最近売り出したばかりの彼女の出番はそれ程長くありません。しかし、彼女の踊りはなかなかのもので、芝居も決してくさくありません。それに歌が抜群に上手でした。
彼は彼女が舞台に出ている間、目を皿のようにして見入っていました。やはり昔の恋人にそっくりです。恋人がそのまま舞台に出ているのかと思える程でした。もちろん、既に四十五才にはなっているだろう恋人の年令を考えるとそんなことはあり得ないことですが…。 彼女が所属する一座の大阪での公演は十八日まででした。彼はあと二日、毎日彼女を見に来ようと決めていました。
しかし、翌日一月十七日、あの阪神大震災が起こったのです。
一月十六日、彼(51才)は翌日も彼女の舞台を見に来ようと決めていました。 ところが、夜明け前、もの凄い地鳴りと共に、あの阪神大震災が起こったのです。マスコミ発表の「大阪、震度四」とは思えぬ揺れ方をしましたが、彼の家は幸い棚の上の物が落下して破損した程度ですみました。気になっていた店の方もさほどの被害はなく、夕方、彼は彼女の一座がかかっている小屋に向いました。
芝居は中止になっていました。後で考えれば当り前と言えば当り前なのですが、その時点では、彼自身阪神地区がそれほどひどいことになっているとは思ってもいませんでした。小屋の責任者の話によると、彼女の一座の舞台は予定では明日までで、おそらく明日も中止になるだろうということでした。そして、彼は支配人からもっと気になることを聞かされました。それは、彼女達の宿舎は西宮で、今もって連絡が全く取れていないということでした。
彼は翌十八日も小屋に行ってみましたが、案の定、舞台は中止になっていて、小屋の再開がいつのなるのかは分りませんでした。
そのころになると、彼もテレビで映し出される映像から、彼女が宿泊していたという西宮の被害の大きさを認識し始めていました。 次第に被災地の事態の深刻さが分ってくると、彼(51才)は彼女達が無事であったかどうかが無性に気になり始めました。
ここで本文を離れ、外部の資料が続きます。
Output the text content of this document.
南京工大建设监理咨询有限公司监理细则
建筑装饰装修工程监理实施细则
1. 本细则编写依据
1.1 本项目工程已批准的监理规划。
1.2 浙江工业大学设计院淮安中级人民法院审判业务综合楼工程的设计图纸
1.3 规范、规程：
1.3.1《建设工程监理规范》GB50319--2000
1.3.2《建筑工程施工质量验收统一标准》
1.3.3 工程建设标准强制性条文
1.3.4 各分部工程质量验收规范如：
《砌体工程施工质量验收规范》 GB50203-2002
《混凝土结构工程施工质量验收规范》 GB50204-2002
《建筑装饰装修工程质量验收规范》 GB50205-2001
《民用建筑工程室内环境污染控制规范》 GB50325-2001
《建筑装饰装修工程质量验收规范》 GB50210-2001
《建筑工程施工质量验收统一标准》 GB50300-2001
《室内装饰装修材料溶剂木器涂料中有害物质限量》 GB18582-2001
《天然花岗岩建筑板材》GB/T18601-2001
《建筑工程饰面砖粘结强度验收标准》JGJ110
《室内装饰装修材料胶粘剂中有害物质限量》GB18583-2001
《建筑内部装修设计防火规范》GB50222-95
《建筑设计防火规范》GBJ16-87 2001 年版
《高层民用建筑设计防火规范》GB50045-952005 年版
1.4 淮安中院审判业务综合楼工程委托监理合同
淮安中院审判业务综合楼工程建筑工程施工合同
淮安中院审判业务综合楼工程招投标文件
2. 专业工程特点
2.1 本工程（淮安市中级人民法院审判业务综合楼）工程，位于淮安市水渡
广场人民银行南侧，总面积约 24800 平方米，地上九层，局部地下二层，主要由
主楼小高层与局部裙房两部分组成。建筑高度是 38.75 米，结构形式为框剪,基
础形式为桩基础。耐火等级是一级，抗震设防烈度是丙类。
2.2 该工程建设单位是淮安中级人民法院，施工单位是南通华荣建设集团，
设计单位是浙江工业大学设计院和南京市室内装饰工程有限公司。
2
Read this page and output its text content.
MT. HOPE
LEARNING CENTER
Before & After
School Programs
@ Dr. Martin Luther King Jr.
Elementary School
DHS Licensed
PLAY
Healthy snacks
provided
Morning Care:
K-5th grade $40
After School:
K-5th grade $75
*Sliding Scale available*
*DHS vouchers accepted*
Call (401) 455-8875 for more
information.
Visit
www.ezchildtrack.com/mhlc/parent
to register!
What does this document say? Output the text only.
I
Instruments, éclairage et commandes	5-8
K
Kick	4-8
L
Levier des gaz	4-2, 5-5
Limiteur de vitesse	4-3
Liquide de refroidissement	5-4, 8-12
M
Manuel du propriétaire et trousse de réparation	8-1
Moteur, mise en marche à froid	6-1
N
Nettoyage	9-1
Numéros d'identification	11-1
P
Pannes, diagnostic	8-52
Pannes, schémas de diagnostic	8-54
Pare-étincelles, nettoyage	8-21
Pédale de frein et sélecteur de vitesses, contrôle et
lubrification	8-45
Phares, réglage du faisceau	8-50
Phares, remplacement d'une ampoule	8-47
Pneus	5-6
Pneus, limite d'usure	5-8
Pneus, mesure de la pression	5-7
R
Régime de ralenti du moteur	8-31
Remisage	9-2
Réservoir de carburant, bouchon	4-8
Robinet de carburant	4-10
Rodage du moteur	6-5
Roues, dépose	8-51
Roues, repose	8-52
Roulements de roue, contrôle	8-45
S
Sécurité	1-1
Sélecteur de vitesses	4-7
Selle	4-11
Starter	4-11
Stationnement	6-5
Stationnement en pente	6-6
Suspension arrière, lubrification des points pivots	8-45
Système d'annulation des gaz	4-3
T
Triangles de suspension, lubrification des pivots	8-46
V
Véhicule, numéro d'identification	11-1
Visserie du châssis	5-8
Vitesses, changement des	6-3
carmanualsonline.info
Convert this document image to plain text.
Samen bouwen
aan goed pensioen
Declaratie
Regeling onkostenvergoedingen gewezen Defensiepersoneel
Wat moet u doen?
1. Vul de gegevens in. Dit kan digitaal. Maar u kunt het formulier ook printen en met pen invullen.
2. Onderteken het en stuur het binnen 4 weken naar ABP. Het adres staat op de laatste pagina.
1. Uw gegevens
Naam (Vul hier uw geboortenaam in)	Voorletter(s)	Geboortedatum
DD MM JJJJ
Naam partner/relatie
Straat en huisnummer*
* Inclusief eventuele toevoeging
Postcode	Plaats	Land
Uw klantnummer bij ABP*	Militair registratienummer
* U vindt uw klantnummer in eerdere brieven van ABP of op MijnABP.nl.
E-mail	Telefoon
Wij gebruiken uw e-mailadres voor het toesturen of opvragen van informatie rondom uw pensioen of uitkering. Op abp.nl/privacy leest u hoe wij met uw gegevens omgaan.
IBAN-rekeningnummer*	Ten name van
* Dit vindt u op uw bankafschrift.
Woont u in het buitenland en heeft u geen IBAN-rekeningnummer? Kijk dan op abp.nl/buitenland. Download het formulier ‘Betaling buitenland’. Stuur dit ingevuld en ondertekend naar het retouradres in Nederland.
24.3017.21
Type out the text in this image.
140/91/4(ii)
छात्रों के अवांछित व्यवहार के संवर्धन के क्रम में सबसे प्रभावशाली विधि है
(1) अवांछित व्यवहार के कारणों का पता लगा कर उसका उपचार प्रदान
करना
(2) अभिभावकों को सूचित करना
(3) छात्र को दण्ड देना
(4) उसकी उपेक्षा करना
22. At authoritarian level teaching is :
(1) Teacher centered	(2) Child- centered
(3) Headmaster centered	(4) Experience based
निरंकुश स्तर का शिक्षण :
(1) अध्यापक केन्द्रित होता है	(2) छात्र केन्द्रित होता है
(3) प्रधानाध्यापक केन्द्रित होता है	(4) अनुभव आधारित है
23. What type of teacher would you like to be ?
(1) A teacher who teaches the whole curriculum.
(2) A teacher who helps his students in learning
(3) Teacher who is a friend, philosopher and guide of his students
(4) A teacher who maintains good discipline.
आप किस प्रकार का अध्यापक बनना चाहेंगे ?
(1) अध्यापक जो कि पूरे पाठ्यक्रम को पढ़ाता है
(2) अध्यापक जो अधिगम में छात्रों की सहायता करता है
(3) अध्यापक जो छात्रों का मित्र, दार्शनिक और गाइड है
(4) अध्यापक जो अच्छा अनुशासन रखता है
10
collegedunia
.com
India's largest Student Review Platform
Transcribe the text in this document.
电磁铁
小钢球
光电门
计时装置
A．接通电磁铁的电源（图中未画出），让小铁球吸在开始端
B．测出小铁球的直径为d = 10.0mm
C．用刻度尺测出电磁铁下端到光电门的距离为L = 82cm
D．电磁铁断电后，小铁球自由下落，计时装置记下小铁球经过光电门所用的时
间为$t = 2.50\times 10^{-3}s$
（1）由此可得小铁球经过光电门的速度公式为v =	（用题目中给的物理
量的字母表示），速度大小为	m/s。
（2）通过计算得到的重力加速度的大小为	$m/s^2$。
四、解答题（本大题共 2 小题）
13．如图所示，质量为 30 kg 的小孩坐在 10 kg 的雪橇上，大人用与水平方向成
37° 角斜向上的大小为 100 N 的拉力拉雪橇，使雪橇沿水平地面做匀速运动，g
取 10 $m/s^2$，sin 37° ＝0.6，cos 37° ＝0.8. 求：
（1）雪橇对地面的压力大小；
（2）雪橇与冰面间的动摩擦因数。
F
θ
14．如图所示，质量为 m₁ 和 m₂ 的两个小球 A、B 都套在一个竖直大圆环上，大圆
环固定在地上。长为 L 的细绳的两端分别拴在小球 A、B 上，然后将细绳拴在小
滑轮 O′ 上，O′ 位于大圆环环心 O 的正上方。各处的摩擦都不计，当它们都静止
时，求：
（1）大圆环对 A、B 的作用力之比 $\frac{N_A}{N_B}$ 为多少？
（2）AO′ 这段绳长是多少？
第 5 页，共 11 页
小屋は二十二日から再開しましたが、かかっている演目は彼女達の一座のものではありませんでした。
彼は再び支配人に彼女達のことを尋ねました。
「無事だったんですか?」 「ああ、大丈夫やったとは聞いてまっけど、あんた、親戚かなんかでっか?」  「いや、そうじゃないですけど、今はどこにいるんですか?」
「さぁ、そんなことまでは知りまへん。ウチとの契約は十八日までやったさかい、その後のことまでは分りまへん」
「またここで公演する予定はありますか?」
「いや、今んとこありまへんなぁ。それに、あの娘はあの一座のもんとちがうさかい、今は一座と一緒に動いてへんと思うで」
彼女はあの一座の所属ではなかったのです。彼はどういうルートで彼女がその一座と一緒に出ていたのかをさらに尋ねましたが、支配人からは明確な答えは得られませんでした。小屋としては一座と契約していた訳で、それ以上の詳しい事情は把握していなかったのです。
昔つきあっていた恋人とうり二つの女役者。震災で公演が中止になってからも、依頼人(51才)は何度か小屋に足を運びました。が、そもそも彼女は一座の所属の役者ではなかったということ以外、彼女のことについては皆目分りませんでした。
彼は大阪新聞の愛読者でした。自分自身にこういう事態が生じる以前から、ずっとこのコーナーを読んでくれていました。そこで、彼女の無事がどうしても気になる彼は当社に人探しの依頼に飛び込んできたという訳です。